“This is a great hobby,” said Weimer, 55, of Fruitland Park, who is one of four people in the U.S. trained to repair and restore old pinball machines.He also sells hard to find parts to pinball owners and collectors all over the world, and Weimer is a pinball distributor through his Little Shop of Games, where he does launching parties for collectors and travels to pinball expositions around the country.
Over the weekend, he hosted a pinball show in Chicago. His next big event will be Southern Pinball Festival Nov. 22-24 at the Crowne Plaza at Orlando Universal. Arcade businesses and collectors are among his top customers.
“I just sold and shipped a pinball machine to Karl Urban, who starred as Dr. McCoy on Star Trek, in the last two movies,” said Weimer, who noted one of the latest and most popular pinball machines is a limited edition Star Trek (priced $4,995), which is generating a lot of buzz. Only 799 of these were manufactured.
“Half of those go overseas and only 400 are in the U.S.,” Weimer said while showing the Star Trek pinball machine to one of his regular customers, Dario Compain of Tampa, who was impressed by the new game.
“I want this Star Trek. I really like it, I love the flow of it,” Compain said. “The ramps are very smooth, the shots are relatively easy, and as you get into it, it’s a little more challenging.”
Compain noted the new Star Trek is the first with LED lights. It will mark his 10th pinball machine to buy for his home.
Some customers prefer to invest in a new playfield for around $550, where Weimer will take an existing cabinet and install a new game.
“You can keep an eye on your kids, and for older people like myself, it provides great hand-and-eye coordination. It just keeps you going,” he said.
Weimer also noted pinball can be a monetary investment.
“This game here, The Family Guy, came out maybe four or five years ago, and that sold new for $3,695. Right now as a used machine it’s worth about $5,200,” Weimer said. “Pinball machines are better than the stock market right now. They go up in value and I attribute that to more people getting into the hobby.”
Whenever pinball repairs or restoration work is needed, Weimer picks up pinball machines from businesses or owners’ homes and does the work at his shop.

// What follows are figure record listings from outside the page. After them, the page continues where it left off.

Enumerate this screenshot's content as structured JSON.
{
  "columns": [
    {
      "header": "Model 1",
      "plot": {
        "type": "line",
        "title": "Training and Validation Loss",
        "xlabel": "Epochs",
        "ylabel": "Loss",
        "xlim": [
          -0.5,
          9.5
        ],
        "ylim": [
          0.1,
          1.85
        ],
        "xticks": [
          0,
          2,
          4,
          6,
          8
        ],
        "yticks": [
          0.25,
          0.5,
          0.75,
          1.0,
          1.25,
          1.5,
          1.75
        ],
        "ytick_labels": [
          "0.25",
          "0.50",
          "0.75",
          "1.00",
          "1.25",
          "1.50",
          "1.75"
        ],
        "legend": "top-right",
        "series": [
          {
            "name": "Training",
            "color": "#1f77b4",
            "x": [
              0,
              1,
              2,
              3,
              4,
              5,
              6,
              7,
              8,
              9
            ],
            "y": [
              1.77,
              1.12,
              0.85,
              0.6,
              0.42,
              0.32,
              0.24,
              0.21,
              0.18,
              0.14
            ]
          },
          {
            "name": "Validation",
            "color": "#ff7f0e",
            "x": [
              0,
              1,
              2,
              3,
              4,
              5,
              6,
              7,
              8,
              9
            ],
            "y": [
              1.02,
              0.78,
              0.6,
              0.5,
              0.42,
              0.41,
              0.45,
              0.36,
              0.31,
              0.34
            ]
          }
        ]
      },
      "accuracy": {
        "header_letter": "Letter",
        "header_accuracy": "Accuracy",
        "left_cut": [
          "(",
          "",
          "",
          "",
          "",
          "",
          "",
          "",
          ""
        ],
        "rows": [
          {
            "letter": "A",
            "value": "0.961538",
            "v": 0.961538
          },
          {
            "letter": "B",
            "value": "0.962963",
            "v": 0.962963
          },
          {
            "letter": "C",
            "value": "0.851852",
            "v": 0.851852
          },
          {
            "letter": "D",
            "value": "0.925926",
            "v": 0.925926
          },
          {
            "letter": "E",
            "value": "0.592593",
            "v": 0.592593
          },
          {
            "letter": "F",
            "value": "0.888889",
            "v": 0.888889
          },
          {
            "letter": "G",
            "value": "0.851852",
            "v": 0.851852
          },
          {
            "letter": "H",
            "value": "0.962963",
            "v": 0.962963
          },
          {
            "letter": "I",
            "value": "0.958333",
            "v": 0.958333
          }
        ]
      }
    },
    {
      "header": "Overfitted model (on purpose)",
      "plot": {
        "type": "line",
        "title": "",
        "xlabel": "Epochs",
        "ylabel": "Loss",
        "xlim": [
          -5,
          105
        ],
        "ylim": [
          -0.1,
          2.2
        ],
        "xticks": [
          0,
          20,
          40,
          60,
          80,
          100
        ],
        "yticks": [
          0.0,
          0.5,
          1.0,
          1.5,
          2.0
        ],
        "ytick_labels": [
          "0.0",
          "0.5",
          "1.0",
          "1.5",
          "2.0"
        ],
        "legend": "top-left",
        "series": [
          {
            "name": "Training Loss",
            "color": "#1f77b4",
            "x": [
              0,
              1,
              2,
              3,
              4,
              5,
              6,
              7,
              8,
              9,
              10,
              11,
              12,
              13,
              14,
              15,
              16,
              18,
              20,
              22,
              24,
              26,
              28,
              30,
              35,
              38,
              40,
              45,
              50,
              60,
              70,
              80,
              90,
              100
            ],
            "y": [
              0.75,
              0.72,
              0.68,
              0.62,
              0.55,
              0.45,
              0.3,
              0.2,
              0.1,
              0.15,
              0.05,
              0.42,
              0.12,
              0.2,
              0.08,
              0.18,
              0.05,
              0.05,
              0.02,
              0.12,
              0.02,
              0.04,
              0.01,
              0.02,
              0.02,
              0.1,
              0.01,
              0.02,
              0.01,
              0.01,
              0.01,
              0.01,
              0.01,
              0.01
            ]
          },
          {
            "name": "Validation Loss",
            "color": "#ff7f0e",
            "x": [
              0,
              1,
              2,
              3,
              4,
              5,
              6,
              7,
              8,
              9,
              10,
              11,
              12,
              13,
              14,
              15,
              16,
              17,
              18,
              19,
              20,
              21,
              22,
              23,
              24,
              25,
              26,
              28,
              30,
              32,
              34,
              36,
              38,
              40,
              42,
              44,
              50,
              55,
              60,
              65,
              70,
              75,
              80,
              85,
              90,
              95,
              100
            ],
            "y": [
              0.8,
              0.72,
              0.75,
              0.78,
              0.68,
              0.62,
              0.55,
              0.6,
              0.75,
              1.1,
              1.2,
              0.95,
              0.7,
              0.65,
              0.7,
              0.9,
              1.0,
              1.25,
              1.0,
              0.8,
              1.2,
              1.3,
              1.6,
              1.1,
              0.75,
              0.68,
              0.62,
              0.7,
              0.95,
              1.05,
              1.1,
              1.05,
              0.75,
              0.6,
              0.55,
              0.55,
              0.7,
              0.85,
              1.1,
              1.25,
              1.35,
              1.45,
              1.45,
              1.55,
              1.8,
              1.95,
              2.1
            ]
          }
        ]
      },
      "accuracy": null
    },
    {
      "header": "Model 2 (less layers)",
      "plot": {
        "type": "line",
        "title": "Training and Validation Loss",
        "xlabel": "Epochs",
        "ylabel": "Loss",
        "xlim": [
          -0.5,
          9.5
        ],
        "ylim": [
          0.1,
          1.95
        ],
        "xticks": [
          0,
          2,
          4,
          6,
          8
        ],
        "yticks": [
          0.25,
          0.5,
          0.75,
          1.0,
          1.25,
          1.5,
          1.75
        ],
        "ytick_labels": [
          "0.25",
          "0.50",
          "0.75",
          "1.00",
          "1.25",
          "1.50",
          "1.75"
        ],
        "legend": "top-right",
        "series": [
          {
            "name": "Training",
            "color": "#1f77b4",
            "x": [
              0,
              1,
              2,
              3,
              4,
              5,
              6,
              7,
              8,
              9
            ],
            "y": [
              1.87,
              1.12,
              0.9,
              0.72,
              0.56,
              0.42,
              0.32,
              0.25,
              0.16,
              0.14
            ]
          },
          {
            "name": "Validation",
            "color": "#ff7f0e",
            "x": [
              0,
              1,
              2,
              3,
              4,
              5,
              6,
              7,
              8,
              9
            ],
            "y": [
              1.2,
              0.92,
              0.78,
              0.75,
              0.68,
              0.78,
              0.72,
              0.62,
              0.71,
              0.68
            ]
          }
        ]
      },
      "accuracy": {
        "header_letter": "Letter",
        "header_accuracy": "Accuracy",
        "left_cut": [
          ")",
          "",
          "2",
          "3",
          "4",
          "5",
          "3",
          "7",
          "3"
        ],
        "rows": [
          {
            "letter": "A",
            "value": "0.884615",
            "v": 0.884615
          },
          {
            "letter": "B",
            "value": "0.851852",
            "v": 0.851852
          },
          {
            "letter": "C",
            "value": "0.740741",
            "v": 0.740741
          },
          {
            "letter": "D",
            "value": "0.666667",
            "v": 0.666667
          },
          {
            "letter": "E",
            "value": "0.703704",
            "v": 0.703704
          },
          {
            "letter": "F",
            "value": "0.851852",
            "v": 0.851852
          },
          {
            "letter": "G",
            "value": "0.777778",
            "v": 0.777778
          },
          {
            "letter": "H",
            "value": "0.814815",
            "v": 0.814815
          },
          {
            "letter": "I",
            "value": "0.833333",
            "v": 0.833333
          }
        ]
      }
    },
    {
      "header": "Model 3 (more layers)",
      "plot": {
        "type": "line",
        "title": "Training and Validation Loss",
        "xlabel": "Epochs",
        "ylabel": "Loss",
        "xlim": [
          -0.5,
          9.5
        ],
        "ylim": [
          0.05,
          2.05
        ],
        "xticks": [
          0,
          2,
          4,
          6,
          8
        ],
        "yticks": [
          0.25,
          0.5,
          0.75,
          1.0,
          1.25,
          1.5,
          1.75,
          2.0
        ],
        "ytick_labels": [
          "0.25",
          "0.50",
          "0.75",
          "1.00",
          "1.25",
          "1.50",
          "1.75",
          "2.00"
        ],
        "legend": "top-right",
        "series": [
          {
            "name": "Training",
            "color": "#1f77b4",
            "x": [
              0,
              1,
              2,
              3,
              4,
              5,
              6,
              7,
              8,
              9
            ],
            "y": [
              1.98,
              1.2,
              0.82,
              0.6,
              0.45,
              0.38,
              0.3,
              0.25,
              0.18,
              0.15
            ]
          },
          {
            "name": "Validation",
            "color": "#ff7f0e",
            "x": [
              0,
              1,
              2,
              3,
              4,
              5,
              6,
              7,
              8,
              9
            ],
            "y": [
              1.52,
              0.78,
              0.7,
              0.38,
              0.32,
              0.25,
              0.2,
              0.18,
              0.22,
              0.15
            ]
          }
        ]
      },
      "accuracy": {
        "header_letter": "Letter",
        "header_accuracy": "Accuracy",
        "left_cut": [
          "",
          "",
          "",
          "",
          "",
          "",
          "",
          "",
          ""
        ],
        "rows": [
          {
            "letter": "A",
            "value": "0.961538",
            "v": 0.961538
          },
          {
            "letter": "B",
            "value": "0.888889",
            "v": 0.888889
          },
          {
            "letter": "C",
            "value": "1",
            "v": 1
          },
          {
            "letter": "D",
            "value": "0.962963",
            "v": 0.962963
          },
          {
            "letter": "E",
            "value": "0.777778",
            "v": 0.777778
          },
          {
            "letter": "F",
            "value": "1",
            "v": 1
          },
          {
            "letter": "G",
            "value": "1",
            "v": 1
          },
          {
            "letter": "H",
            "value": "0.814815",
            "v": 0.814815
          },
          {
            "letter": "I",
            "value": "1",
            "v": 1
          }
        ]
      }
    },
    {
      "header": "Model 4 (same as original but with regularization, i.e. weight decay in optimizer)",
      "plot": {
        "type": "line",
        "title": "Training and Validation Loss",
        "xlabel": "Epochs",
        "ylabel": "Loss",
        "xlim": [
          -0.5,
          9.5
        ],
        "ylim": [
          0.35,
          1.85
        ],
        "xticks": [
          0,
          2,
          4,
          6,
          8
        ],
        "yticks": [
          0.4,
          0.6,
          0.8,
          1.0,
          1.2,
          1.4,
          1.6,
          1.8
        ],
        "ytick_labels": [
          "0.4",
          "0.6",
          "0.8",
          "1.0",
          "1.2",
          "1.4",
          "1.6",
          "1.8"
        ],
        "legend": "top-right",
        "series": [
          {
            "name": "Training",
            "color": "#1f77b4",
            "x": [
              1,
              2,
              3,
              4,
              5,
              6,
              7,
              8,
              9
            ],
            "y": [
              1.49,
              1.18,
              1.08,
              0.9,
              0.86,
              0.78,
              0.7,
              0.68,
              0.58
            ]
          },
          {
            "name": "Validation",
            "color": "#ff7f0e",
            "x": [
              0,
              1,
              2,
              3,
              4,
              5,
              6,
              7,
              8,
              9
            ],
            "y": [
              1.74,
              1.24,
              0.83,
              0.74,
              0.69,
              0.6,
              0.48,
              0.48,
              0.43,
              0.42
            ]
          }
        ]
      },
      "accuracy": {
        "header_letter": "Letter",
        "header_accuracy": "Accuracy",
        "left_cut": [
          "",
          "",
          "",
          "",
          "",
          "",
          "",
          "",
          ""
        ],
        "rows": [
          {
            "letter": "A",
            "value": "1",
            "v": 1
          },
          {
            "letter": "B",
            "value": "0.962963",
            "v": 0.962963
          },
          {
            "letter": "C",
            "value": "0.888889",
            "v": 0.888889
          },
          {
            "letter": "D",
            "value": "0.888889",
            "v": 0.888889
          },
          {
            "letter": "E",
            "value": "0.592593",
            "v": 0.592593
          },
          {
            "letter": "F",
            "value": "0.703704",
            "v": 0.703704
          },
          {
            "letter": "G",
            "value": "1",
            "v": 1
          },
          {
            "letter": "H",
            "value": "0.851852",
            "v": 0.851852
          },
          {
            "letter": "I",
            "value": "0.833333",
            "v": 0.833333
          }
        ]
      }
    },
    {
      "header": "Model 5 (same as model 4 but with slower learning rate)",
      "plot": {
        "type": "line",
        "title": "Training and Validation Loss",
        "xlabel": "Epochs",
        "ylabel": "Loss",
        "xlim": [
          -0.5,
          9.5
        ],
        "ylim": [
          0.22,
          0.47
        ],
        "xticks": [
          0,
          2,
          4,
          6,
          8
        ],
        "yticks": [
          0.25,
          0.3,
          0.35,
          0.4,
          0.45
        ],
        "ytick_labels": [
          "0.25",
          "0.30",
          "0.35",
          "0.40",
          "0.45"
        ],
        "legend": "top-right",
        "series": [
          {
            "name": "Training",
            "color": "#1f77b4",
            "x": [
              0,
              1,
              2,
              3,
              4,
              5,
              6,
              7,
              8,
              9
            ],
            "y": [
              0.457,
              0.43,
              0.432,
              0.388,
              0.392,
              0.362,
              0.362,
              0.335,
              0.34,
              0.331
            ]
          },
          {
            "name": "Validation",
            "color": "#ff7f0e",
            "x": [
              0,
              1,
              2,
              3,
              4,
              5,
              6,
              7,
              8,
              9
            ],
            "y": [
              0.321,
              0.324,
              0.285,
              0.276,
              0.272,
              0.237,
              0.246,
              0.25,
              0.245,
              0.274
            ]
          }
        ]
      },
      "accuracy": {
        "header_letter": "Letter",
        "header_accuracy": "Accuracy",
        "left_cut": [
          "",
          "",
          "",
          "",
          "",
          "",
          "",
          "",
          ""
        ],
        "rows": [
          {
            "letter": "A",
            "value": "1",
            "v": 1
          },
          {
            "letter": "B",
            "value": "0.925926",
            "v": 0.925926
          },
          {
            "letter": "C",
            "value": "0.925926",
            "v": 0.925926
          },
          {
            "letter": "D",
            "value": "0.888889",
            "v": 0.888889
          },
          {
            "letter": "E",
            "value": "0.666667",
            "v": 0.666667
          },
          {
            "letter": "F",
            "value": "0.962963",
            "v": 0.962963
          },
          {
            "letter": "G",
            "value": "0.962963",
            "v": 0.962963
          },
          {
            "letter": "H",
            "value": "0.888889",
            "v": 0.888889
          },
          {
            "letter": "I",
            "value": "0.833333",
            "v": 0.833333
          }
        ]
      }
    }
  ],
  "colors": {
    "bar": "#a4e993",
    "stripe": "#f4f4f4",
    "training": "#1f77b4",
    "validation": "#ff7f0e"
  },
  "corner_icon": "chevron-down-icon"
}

“ I don’t do house calls because you can’t carry all the parts that they need for them,” he said, recalling he began collecting pinball machines in 1992 and was spurred by encouragement from his son.
Weimer retired from construction when the housing market was at its peak.
“I got lucky,” he said. “I saw the verge of a bubble bursting; I saw it coming.”
He now keeps busy with doing restoration and repairs for pinball operators and private owners.
“We’ll do all new artwork on the sides and the front for the older machines. We’ll strip the cabinet down to the wood and put new artwork and everything on it. I make them look new again, and we’ll even change out and put brand new playfields,” he said.
Customers find him from all over the globe, via the Internet and for being a supplier of needed parts to work on Williams/Bally pinball machines.
“As far as parts that have sent to different countries, I think the only country I haven’t shipped to was China,” he said. “Right have I have packages going to Brazil, and I’ve shipped to Argentina, Austria, Germany, Belgium.”
Many new pinball games Weimer can supply are still in their original boxes.
Weimer shows his Dale Earnhardt Jr. pinball machines from back in the day when the NASCAR driver was known as No. 8.
“He’s now No. 88 when he changed teams and it sort of killed this machine,” he said.